On the positive side, though, my misanthropic ruminations during the journey led me to establish what may be a new cataloguing system for utilisers of public transport. You probably all recognise the types.
Unless you’re one of them.
The innumerati. Hey, genius: every seat has a number on it. So does your ticket; all you have to do is match these two numbers and sit where you’re supposed to. It’s not difficult. Furthermore – although you apparently find this impossible to comprehend – the seats are labelled in numerical order. They are not in random order. This means that if your ticket says ‘Seat 15’, for example, the chances are pretty high that the place you’re looking for will be found somewhere between Seat 14 and Seat 16. Why therefore do you block the aisle with a bemused expression and an inability to locate your seat?
Love’s young dream.
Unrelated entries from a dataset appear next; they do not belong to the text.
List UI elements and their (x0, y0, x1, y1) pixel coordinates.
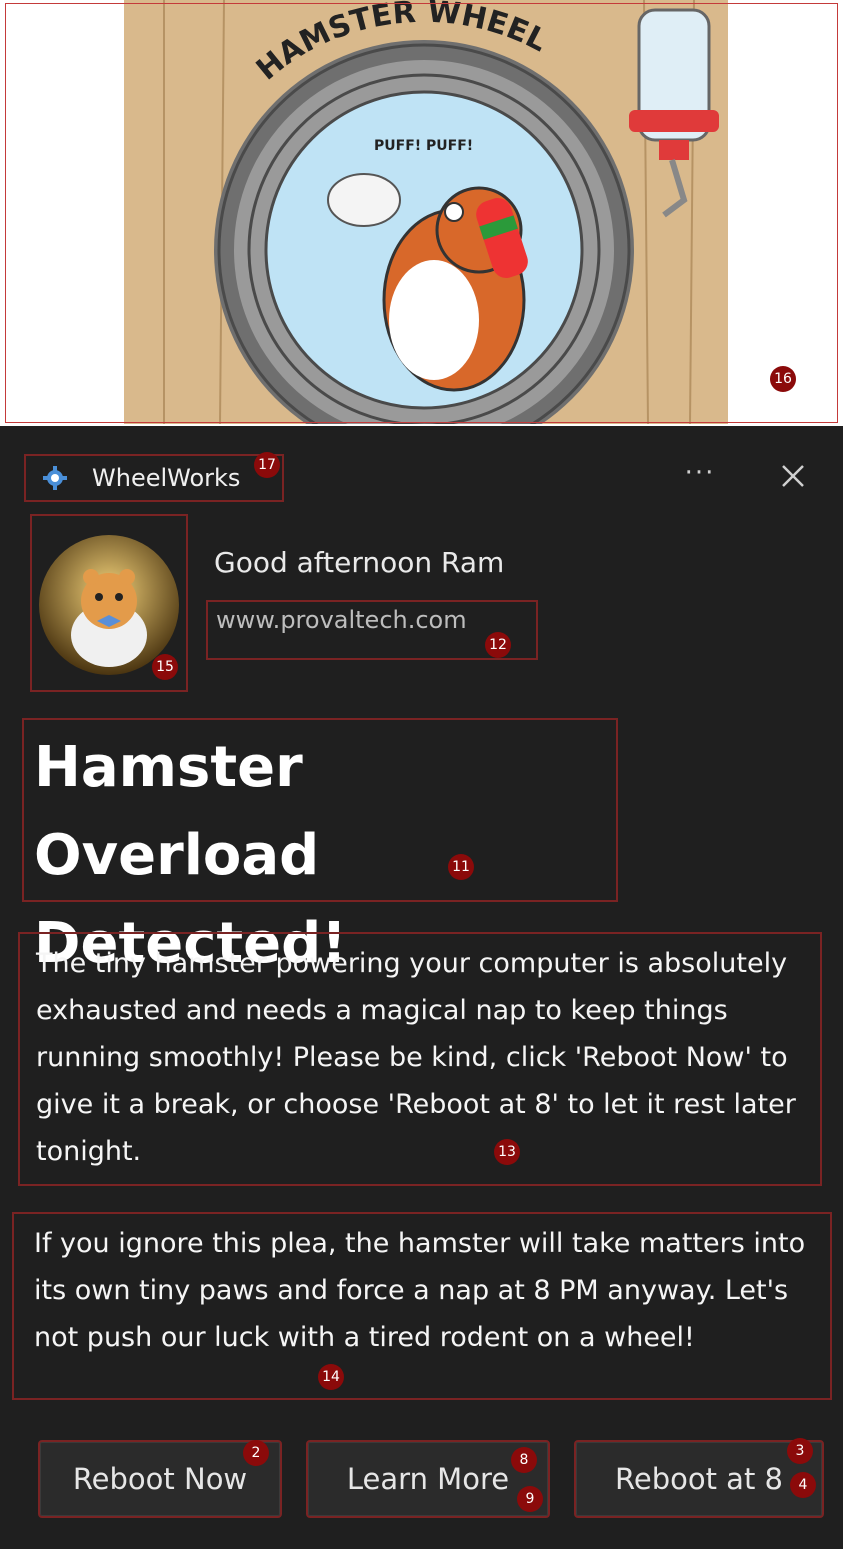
annotation-badge-9: 9 (517, 1486, 543, 1512)
annotation-badge-11: 11 (448, 854, 474, 880)
more-options-button[interactable]: ··· (680, 460, 720, 492)
warning-frame: If you ignore this plea, the hamster wil… (12, 1212, 832, 1400)
source-url: www.provaltech.com (216, 606, 467, 634)
annotation-badge-4: 4 (790, 1472, 816, 1498)
annotation-badge-15: 15 (152, 654, 178, 680)
annotation-badge-17: 17 (254, 452, 280, 478)
annotation-badge-3: 3 (787, 1438, 813, 1464)
close-icon (782, 465, 804, 487)
annotation-badge-12: 12 (485, 632, 511, 658)
annotation-badge-16: 16 (770, 366, 796, 392)
hero-image: HAMSTER WHEEL PUFF! PUFF! 16 (0, 0, 843, 426)
notification-body: The tiny hamster powering your computer … (36, 948, 796, 1167)
annotation-badge-13: 13 (494, 1139, 520, 1165)
close-button[interactable] (772, 460, 814, 496)
avatar (39, 535, 179, 675)
body-frame: The tiny hamster powering your computer … (18, 932, 822, 1186)
app-header: WheelWorks (24, 454, 284, 502)
annotation-badge-2: 2 (243, 1440, 269, 1466)
title-frame: Hamster Overload Detected! (22, 718, 618, 976)
notification-warning: If you ignore this plea, the hamster wil… (34, 1228, 806, 1353)
annotation-badge-8: 8 (511, 1447, 537, 1473)
gear-icon (43, 466, 67, 490)
hero-annotation-frame (5, 3, 838, 423)
toast-notification: WheelWorks 17 ··· 15 Good afternoon Ram … (0, 426, 843, 1549)
greeting-text: Good afternoon Ram (214, 546, 505, 579)
annotation-badge-14: 14 (318, 1364, 344, 1390)
app-name: WheelWorks (92, 464, 241, 492)
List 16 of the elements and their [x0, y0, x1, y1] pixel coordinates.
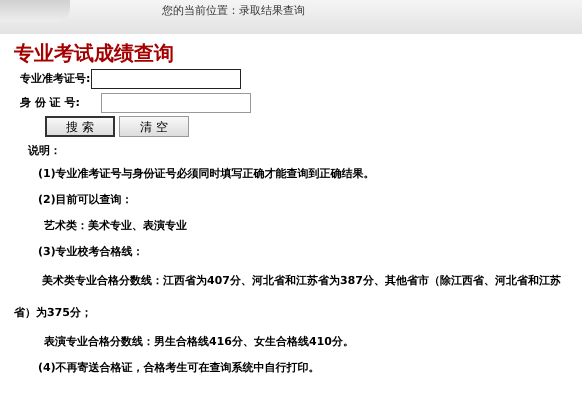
- notes-heading: 说明：: [28, 143, 62, 159]
- input-field[interactable]: [101, 93, 251, 113]
- page-title: 专业考试成绩查询: [14, 40, 175, 66]
- input-field[interactable]: [91, 69, 242, 89]
- note-text: 美术类专业合格分数线：江西省为407分、河北省和江苏省为387分、其他省市（除江西省、河北省和江苏省）为375分；: [13, 273, 562, 321]
- note-text: (3)专业校考合格线：: [37, 244, 145, 260]
- note-text: (1)专业准考证号与身份证号必须同时填写正确才能查询到正确结果。: [37, 166, 376, 182]
- clear-button[interactable]: 清 空: [119, 116, 189, 137]
- note-text: (4)不再寄送合格证，合格考生可在查询系统中自行打印。: [37, 360, 321, 376]
- search-button[interactable]: 搜 索: [45, 116, 115, 137]
- note-text: 艺术类：美术专业、表演专业: [43, 218, 188, 234]
- note-text: (2)目前可以查询：: [37, 192, 134, 208]
- note-text: 表演专业合格分数线：男生合格线416分、女生合格线410分。: [43, 334, 355, 350]
- field-label: 专业准考证号:: [20, 70, 90, 87]
- field-label: 身 份 证 号:: [20, 94, 81, 111]
- breadcrumb: 您的当前位置：录取结果查询: [162, 3, 305, 19]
I’m genuinely very happy for the pair of you, and in most circumstances it’s heartwarming to see such genuine, nay ardent, manifestations of mutual attraction. But not on a train at six in the morning. Get a room.
However, my real insight on this occasion was to realise that some of the most common vulgar pejoratives that colloquial English has to offer are actually based on the behavioural patterns of some people on public transport.
Tossers. Fine; you have the seat next to mine – but who’s arguing? Is it really necessary to send your newspaper flying inches from my nose to ‘claim’ your window seat? Do you also get up early to get your towels down on the sun-loungers? Is it a coincidence that you are reading Die Welt?
Plonkers. Chances are that travellers of this type are also tossers, although I suspect that some of them can’t read so have no newspapers to toss. Do you absolutely have to plonk yourself down in your seat so hard that the carriage rocks and coffee is spilt three rows away? No, of course you don’t, so why not just lower yourself gently into your allotted space?
Slappers. You’re obviously not very good at packing, are you? Why else would you have three or four bags slung over your arms or shoulders with which you beat the heads of those already seated as you force your way along the aisle to your own seat, or where you think it might be? You could at least apologise, you ignorant bastard.
And finally, perhaps the worst of all:
Bouncers. Why don’t you just sit still? Do you really have to bounce up and down every five minutes to check in your luggage that you’ve got your passport…and your wallet…and your onward ticket?